Wir wollen es bei dieser kleinen Auswahl der jüngsten Ereignisse belassen.
Insbesondere finden wir die Entwicklung bedenklich, dass gerade dort, wo ein erschreckendes Ansteigen von Präsenz und Gewalt durch Neonazis zu verzeichnen ist, mit repressiven Mitteln nicht etwa gegen die Nazis vorgegangen wird, sondern gegen die Menschen, die sich organisiert dagegen wehren.
Sollten Ihrerseits Zweifel am Wahrheitsgehalt der vorstehenden Meldungen bestehen, so würden wir es begrüßen, wenn Sie bei den genannten Behörden selber nachfragen.
Dass VertreterInnen der Presse die staatlichen Organe bzgl. ihres Umganges mit AntifaschistInnen kritischen Fragen unterziehen, wäre eine begrüßenswerte Neuigkeit.
Für Rückfragen stehen wir Ihnen jederzeit zur Verfügung.
Mit freundlichen Grüßen,
i.A. Julia Rubin
Antifa Freiburg
Das Pressecommuniqué wurde am 12. Juni ergänzt:
Für den 23. Februar 2005 wurde in Pforzheim eine antifaschistische Demonstration angemeldet, welche sich gegen die seit 1994 stattfindende Fackelmahnwache des neonazistischen Vereins „Freundeskreis ein Herz für Deutschland e.V.“ (F.H.D.) richtete.

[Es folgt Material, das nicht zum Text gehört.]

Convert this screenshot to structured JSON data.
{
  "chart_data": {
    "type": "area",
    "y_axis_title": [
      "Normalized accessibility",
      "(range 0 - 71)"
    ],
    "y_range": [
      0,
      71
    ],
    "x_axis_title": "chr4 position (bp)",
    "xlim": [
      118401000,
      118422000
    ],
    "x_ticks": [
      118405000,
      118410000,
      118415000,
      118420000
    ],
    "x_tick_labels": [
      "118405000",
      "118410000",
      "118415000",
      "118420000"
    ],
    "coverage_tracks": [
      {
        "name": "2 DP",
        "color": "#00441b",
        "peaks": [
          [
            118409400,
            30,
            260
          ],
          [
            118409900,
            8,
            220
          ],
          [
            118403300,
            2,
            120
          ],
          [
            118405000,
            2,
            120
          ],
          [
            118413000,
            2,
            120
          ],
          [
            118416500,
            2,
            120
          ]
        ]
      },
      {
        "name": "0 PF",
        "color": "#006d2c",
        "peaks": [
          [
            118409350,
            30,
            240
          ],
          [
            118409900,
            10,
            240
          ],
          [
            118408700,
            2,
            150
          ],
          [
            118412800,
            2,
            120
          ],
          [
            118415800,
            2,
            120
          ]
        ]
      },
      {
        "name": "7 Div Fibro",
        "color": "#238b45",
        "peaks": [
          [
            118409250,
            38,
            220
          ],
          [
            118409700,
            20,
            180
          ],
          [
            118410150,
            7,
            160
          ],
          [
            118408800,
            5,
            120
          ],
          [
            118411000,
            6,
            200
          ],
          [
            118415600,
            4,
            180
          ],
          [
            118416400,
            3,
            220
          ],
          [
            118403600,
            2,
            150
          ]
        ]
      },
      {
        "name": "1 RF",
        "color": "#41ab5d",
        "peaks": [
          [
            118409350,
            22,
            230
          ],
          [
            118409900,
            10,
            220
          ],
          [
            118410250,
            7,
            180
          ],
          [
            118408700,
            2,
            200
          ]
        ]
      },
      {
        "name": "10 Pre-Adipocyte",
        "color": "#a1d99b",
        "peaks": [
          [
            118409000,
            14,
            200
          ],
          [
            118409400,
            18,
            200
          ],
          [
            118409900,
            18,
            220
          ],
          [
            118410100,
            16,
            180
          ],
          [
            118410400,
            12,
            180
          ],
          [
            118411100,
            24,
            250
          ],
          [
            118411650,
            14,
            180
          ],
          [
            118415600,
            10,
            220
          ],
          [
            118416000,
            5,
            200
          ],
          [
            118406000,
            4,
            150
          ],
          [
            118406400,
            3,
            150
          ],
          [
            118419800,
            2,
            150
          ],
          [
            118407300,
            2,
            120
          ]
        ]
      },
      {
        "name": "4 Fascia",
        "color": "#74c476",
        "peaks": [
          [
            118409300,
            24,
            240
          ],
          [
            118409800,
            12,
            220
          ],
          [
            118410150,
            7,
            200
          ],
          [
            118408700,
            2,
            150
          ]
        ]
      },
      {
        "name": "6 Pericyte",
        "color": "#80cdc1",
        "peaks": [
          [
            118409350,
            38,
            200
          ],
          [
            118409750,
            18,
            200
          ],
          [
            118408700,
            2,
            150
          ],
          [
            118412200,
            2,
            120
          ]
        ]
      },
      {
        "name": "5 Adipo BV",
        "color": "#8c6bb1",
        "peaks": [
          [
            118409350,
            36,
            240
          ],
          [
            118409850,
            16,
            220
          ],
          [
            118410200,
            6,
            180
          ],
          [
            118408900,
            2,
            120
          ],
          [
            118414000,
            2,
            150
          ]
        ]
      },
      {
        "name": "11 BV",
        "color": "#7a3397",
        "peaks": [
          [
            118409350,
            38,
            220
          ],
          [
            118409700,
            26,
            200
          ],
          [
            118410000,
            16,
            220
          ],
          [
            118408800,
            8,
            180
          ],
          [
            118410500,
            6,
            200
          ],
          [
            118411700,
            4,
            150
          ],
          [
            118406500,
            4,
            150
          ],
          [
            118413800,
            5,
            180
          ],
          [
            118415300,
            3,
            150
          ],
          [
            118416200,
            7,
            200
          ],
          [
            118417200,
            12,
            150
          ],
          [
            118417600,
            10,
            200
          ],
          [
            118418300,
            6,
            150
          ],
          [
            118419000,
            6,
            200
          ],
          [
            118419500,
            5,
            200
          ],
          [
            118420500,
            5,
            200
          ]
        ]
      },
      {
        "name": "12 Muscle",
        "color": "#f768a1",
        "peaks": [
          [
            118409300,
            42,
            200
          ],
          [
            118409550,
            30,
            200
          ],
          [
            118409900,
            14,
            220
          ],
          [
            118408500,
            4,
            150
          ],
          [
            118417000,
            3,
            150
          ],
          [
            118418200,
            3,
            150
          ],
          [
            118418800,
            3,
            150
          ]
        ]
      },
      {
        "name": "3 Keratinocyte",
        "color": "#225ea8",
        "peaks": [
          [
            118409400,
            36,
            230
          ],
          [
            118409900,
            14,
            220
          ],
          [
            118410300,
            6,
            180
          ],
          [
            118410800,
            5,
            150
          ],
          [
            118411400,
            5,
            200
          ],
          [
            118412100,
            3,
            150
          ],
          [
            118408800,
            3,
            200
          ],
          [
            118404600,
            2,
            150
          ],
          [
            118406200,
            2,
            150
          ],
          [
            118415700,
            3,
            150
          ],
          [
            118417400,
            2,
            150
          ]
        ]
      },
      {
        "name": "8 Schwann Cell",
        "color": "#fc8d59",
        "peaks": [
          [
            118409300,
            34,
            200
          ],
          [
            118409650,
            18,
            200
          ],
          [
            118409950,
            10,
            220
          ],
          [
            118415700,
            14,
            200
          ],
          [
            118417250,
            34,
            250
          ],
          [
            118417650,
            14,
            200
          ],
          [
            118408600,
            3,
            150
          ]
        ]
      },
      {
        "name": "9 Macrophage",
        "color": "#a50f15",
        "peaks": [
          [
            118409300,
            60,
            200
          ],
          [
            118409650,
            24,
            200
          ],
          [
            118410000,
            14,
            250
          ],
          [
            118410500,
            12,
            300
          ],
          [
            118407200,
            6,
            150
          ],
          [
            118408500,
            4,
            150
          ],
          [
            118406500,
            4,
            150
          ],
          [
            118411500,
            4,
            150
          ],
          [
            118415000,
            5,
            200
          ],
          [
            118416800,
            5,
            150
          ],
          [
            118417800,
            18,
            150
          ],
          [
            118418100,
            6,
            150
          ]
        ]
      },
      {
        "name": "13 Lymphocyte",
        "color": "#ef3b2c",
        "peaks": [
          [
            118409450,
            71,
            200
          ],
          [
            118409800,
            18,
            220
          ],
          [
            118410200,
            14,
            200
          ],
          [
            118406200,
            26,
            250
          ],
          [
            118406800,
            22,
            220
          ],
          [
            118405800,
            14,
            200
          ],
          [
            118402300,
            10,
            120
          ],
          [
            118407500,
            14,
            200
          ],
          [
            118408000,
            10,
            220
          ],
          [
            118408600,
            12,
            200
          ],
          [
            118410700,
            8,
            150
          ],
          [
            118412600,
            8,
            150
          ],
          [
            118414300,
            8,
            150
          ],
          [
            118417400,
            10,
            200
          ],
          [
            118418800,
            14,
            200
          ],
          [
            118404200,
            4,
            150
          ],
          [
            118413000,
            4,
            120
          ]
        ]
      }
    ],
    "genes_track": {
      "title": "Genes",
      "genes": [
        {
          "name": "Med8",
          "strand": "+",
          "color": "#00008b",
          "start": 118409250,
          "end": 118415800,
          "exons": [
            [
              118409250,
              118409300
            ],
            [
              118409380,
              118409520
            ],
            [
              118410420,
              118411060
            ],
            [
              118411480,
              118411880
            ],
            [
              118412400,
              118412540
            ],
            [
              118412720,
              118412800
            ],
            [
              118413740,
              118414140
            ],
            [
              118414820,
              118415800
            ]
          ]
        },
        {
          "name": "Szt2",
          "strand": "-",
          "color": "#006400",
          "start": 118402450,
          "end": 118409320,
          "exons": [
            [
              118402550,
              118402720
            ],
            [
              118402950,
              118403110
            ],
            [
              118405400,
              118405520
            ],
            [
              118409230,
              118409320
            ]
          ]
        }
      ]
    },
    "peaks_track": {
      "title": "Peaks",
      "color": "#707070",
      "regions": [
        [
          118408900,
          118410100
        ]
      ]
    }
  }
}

Mit dem Auflagenbescheid wurde eine Aufforderung zur Zahlung einer Gebühr von 150 Euro zugestellt. Der Anmelder war ein Schüler mit einem monatlichen Einkommen von 25 Euro. Eine weitere antifaschistische Kundgebung für diesen Tag sollte 100 Euro kosten. Am 17. Juni 2005 sollte eine NPD-Veranstaltung mit Günther Deckert stattfinden. Dagegen wurde für diesen Tag eine antifaschistische Kundgebung angemeldet. Auch diese Kundgebung sollte Gebühren in Höhe von 100 Euro kosten. Gegen alle Gebührenbescheide wurde Widerspruch eingelegt, der Prozesstermin ist noch unbekannt. Pforzheim ist die einzige Stadt in Baden-Württemberg in der Demonstrationsgebühren verlangt werden. Desweiteren ist festzustellen, dass die Gebühren je nach Gesinnung des Anmelders variieren. So meldete für den 23. Februar 2006 der DGB eine „Bündnis gegen Rechts“-Kundgebung an, welche 50 Euro kostete. Die Montagsdemonstrationen in Pforzheim kosten seit Januar 2006 gar nichts mehr.